Manifest processing remains in queued state

Incident Report for Bitmovin Inc

Postmortem

Incident Summary

On Saturday, September 27, 2025, between 11:27 and 15:20 UTC, Bitmovin experienced a disruption in the Manifest Generation service. During this window, manifest jobs initiated via the separate “start manifest generation” call remained stuck in the “QUEUED” state and were not processed further, resulting in delayed/unavailable manifest generation for affected workflows until service recovery.

Timeline (UTC)

11:36 - Detection: Initial report received; incident triaged.

12:15 - Investigation: Noted high message backlog in the queue; immediate deep-dive initiated.

14:38 - Verification: Confirmed that manifest creation triggered via a manifest /start endpoint was not processing (stuck in QUEUED)

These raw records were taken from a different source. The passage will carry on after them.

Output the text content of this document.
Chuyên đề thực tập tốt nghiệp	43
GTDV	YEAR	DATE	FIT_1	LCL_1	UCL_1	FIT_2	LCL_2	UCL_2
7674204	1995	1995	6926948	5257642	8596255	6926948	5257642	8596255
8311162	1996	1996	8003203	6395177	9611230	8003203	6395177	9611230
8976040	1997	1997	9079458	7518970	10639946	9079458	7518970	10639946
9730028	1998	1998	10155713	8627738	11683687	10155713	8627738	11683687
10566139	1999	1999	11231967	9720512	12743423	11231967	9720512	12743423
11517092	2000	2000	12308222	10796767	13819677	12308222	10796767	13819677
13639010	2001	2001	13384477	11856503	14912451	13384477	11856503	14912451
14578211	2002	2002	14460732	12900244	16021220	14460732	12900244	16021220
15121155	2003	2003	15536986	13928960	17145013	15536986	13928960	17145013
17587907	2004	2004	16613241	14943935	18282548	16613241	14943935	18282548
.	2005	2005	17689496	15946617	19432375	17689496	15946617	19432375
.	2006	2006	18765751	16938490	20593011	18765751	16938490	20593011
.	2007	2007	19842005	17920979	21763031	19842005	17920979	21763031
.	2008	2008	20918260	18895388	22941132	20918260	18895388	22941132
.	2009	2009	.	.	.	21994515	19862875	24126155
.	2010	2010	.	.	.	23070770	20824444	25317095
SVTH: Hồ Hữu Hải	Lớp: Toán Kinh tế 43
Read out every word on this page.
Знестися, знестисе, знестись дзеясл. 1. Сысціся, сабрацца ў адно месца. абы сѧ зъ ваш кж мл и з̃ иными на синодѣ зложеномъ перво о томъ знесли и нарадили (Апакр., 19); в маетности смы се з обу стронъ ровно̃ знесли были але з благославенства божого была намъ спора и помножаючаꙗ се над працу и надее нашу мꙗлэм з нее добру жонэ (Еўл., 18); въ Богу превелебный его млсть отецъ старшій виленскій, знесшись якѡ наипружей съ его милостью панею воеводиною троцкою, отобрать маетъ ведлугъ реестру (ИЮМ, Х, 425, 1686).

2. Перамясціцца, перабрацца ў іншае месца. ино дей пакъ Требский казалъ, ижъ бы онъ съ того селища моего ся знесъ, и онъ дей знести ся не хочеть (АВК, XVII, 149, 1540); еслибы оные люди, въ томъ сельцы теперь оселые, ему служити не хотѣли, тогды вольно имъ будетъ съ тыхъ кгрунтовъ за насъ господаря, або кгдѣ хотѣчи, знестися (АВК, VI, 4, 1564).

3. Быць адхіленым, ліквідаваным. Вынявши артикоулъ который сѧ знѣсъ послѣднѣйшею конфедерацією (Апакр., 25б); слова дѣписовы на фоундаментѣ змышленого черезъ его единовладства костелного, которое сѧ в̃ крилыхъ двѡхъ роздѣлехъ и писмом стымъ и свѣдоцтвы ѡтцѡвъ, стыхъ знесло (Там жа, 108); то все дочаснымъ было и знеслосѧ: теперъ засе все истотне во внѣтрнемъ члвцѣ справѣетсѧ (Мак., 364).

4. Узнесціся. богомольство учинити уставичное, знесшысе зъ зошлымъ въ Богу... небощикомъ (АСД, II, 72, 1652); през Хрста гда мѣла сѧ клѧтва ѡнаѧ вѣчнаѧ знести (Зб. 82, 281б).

14:50 - Mitigation: Identified a bug in the messaging cluster; began remediation - manually resized the cluster and restarted nodes to re-sync.

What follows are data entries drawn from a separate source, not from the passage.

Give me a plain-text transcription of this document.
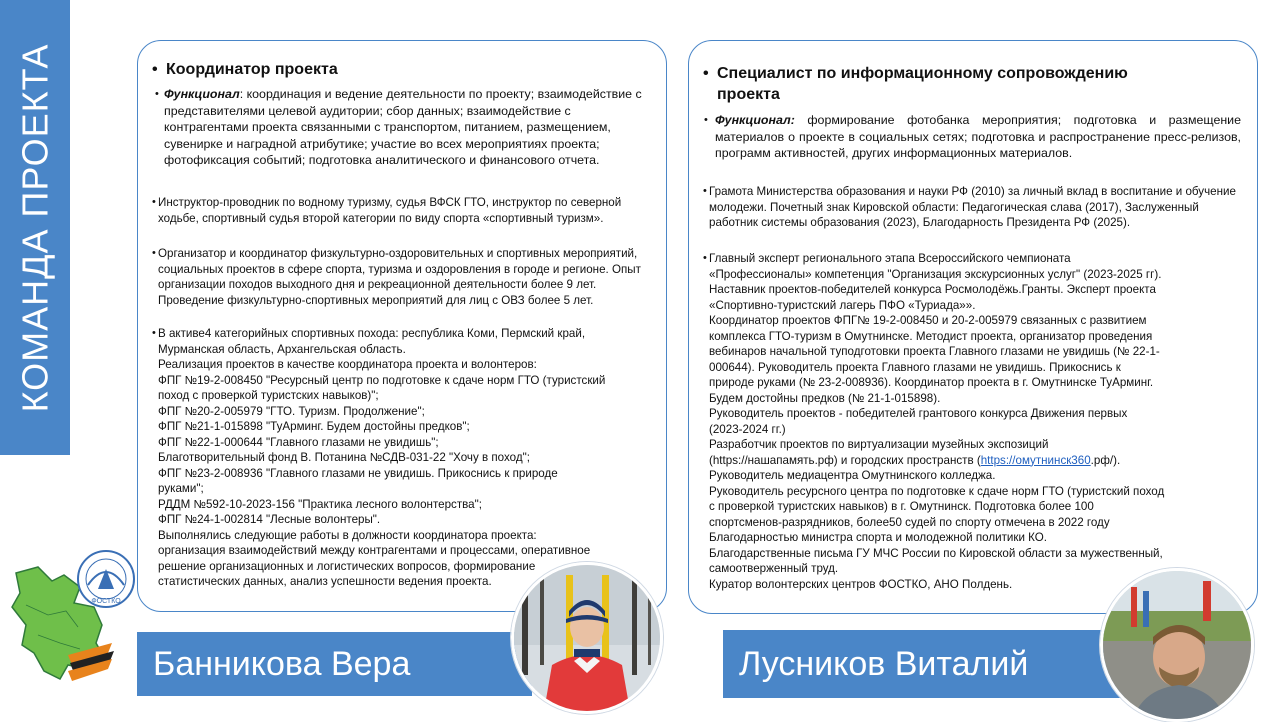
КОМАНДА ПРОЕКТА	• Координатор проекта
• Функционал: координация и ведение деятельности по проекту; взаимодействие с представителями целевой аудитории; сбор данных; взаимодействие с контрагентами проекта связанными с транспортом, питанием, размещением, сувенирке и наградной атрибутике; участие во всех мероприятиях проекта; фотофиксация событий; подготовка аналитического и финансового отчета.
• Инструктор-проводник по водному туризму, судья ВФСК ГТО, инструктор по северной ходьбе, спортивный судья второй категории по виду спорта «спортивный туризм».
• Организатор и координатор физкультурно-оздоровительных и спортивных мероприятий, социальных проектов в сфере спорта, туризма и оздоровления в городе и регионе. Опыт организации походов выходного дня и рекреационной деятельности более 9 лет. Проведение физкультурно-спортивных мероприятий для лиц с ОВЗ более 5 лет.
• В активе4 категорийных спортивных похода: республика Коми, Пермский край,
Мурманская область, Архангельская область.
Реализация проектов в качестве координатора проекта и волонтеров:
ФПГ №19-2-008450 "Ресурсный центр по подготовке к сдаче норм ГТО (туристский
поход с проверкой туристских навыков)";
ФПГ №20-2-005979 "ГТО. Туризм. Продолжение";
ФПГ №21-1-015898 "ТуАрминг. Будем достойны предков";
ФПГ №22-1-000644 "Главного глазами не увидишь";
Благотворительный фонд В. Потанина №СДВ-031-22 "Хочу в поход";
ФПГ №23-2-008936 "Главного глазами не увидишь. Прикоснись к природе
руками";
РДДМ №592-10-2023-156 "Практика лесного волонтерства";
ФПГ №24-1-002814 "Лесные волонтеры".
Выполнялись следующие работы в должности координатора проекта:
организация взаимодействий между контрагентами и процессами, оперативное
решение организационных и логистических вопросов, формирование
статистических данных, анализ успешности ведения проекта.
• Специалист по информационному сопровождению
проекта
• Функционал: формирование фотобанка мероприятия; подготовка и размещение материалов о проекте в социальных сетях; подготовка и распространение пресс-релизов, программ активностей, других информационных материалов.
• Грамота Министерства образования и науки РФ (2010) за личный вклад в воспитание и обучение молодежи. Почетный знак Кировской области: Педагогическая слава (2017), Заслуженный работник системы образования (2023), Благодарность Президента РФ (2025).
• Главный эксперт регионального этапа Всероссийского чемпионата
«Профессионалы» компетенция "Организация экскурсионных услуг" (2023-2025 гг).
Наставник проектов-победителей конкурса Росмолодёжь.Гранты. Эксперт проекта
«Спортивно-туристский лагерь ПФО «Туриада»».
Координатор проектов ФПГ№ 19-2-008450 и 20-2-005979 связанных с развитием
комплекса ГТО-туризм в Омутнинске. Методист проекта, организатор проведения
вебинаров начальной туподготовки проекта Главного глазами не увидишь (№ 22-1-
000644). Руководитель проекта Главного глазами не увидишь. Прикоснись к
природе руками (№ 23-2-008936). Координатор проекта в г. Омутнинске ТуАрминг.
Будем достойны предков (№ 21-1-015898).
Руководитель проектов - победителей грантового конкурса Движения первых
(2023-2024 гг.)
Разработчик проектов по виртуализации музейных экспозиций
(https://нашапамять.рф) и городских пространств (https://омутнинск360.рф/).
Руководитель медиацентра Омутнинского колледжа.
Руководитель ресурсного центра по подготовке к сдаче норм ГТО (туристский поход
с проверкой туристских навыков) в г. Омутнинск. Подготовка более 100
спортсменов-разрядников, более50 судей по спорту отмечена в 2022 году
Благодарностью министра спорта и молодежной политики КО.
Благодарственные письма ГУ МЧС России по Кировской области за мужественный,
самоотверженный труд.
Куратор волонтерских центров ФОСТКО, АНО Полдень.
Банникова Вера	Лусников Виталий
ФОСТКО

15:20 - Recovery: Service has returned to operational status; new manifest generation jobs are processing normally. The team began restarting the queued manifests that were affected.

15:57 - Restoration complete:All remaining QUEUED manifests were restarted and successfully finished.

Detailed Root Cause

After the planned database maintenance actions were completed, the system started to recover and to process its queued requests again.

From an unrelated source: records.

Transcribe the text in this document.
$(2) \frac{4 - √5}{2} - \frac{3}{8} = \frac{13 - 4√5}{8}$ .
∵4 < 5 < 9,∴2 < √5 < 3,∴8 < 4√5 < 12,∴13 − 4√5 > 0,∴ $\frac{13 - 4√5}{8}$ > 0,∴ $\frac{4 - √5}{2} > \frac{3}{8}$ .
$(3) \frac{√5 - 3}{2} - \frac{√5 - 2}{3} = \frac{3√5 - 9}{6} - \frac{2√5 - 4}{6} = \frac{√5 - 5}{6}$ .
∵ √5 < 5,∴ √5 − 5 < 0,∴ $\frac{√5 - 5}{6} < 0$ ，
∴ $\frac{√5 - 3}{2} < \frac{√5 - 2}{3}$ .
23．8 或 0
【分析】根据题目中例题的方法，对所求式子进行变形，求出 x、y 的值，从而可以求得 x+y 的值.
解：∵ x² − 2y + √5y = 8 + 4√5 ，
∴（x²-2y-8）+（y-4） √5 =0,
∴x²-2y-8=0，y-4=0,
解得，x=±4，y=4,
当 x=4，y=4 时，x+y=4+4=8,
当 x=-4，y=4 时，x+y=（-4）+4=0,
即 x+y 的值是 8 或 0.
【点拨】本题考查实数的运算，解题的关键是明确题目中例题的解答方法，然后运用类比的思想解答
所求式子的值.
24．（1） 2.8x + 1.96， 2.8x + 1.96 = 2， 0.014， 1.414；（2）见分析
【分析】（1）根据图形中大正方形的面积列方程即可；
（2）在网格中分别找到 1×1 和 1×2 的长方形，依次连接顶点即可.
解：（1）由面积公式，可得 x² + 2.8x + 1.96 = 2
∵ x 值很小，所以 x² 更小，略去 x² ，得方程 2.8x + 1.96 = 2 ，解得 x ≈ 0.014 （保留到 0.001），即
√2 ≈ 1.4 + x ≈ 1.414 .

The recovery process and the load during that time triggered an unexpected behaviour in the messaging system, which led to improper event message propagation. This was responsible for not properly handling post-encoding manifest creation jobs.

Incident Response and Recovery

The incident response team was monitoring the system load and behaviour after a planned migration and maintenance of the core database.

Manifests remaining in the QUEUED state were observed, and the team started investigating further.

A failure in the messaging component was identified as a core problem blocking the manifest generation, and the team started the mitigation:

  • Implementing a fix for the affected component and confirming proper operation
  • identifying the stuck manifest jobs

In parallel, the team initiated manual steps to recover queued manifest generations by implementing and running the necessary automatisms and scripts.

Immediate Corrective Actions

  • Resize cluster and Nodes of the messaging system
  • Initiate re-synch of messages
  • Manual re-processing of the manifest generations remaining in QUEUED state

Impact and Improvements

All manifests that were created independently (i.e., not as part of an encoding workflow) during the timeframe 2025-09-27 11:27 UTC to 2025-09-27 15:20 UTC were affected.

Impact Description

These manifests did not progress beyond the QUEUED state. This occurred specifically when they were triggered using the dedicated “Manifest Start” API endpoints. As a result, any such manifests remained blocked in the manifest generation queue and were not processed further until the issue was resolved.

Manifests that get created by providing their configuration as part of the “Encoding /start” API endpoint directly were not affected.

Further Improvements:

  • The software component of the messaging system will be reviewed for this specific high-load situation of similar maintenance situations, and alternative options will be taken into consideration that are better suited for similar events.

    • Until 15th of October we will have reviewed our messaging system configuration under high load situations including potentially consultation of external advisors.
    • Until 31st of October we will have implemented configuration improvements to prevent future message loss in high load scenarios.

We apologise for the inconvenience caused and appreciate your understanding as we continue to improve our service reliability.

Posted Oct 02, 2025 - 10:03 UTC

Resolved

The issue affecting manifest processing has been resolved, and full functionality has been restored.
Our systems are stable, and we are no longer observing any errors or delays.
A Root Cause Analysis (RCA) will follow once our internal review is completed. Thank you for your patience throughout this disruption.
Posted Sep 27, 2025 - 17:04 UTC

Monitoring

All queued manifests have been rescheduled and generated successfully.
Posted Sep 27, 2025 - 15:58 UTC

Identified

We have identified the root cause for some manifests stalling in the QUEUED state and are working on resolving this issue. New manifests should be generated properly already.
Posted Sep 27, 2025 - 14:51 UTC

Investigating

We are currently investigating an issue where certain manifest creation requests remain in the state QUEUED and remain in this state. Our team is investigating this behaviour right now. Further updates will be provided here as soon as they become available.
Posted Sep 27, 2025 - 11:36 UTC
This incident affected: Bitmovin API (Manifest Service).